# **INSHORTS** (https://inshorts.me/)

In [1]:
from tqdm import tqdm
import requests


def get_data(url):
    response = requests.get(url)

    if response.status_code == 200:
        data = response.json()

    else:
        print("Failed to fetch data. Status code:", response.status_code)
        data = dict()
    
    return data


def get_data_with_count_trial(url):
    counts = [100, 500] + [(i+1) * 1000 for i in range(10)]    
    last_result = None
    
    for idx, count in tqdm(enumerate(counts)):
        transit_url = url.format(count=count)
        response = requests.get(transit_url)

        if response.status_code == 200:
            last_result = response.json()
        
        else:
            break
        
    return last_result["data"]["articles"]

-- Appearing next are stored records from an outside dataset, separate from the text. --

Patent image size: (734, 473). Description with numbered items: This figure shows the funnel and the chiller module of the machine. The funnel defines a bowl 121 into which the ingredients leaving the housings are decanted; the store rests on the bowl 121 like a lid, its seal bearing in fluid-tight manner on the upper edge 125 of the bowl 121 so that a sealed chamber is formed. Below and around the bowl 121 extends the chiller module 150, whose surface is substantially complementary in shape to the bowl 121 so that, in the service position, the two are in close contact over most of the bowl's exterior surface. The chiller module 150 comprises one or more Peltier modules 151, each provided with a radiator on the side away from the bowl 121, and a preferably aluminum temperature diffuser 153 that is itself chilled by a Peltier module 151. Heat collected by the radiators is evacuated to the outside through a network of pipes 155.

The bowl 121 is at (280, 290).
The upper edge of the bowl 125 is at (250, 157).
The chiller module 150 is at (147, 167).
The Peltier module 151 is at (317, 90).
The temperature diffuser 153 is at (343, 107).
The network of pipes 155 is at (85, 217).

print_ = lambda x: print(x, "news")



In [2]:
all_news_url = "https://inshorts.me/news/all?offset=0&limit={count}"
top_news_url = "https://inshorts.me/news/top?offset=0&limit={count}"
trending_news_url = "https://inshorts.me/news/trending?offset=0&limit={count}"

In [3]:
from datetime import datetime

def timestamp_to_date(timestamp_ms):
    timestamp_seconds = timestamp_ms / 1000  # Convert milliseconds to seconds

    # Convert timestamp to datetime object
    date_object = datetime.fromtimestamp(timestamp_seconds)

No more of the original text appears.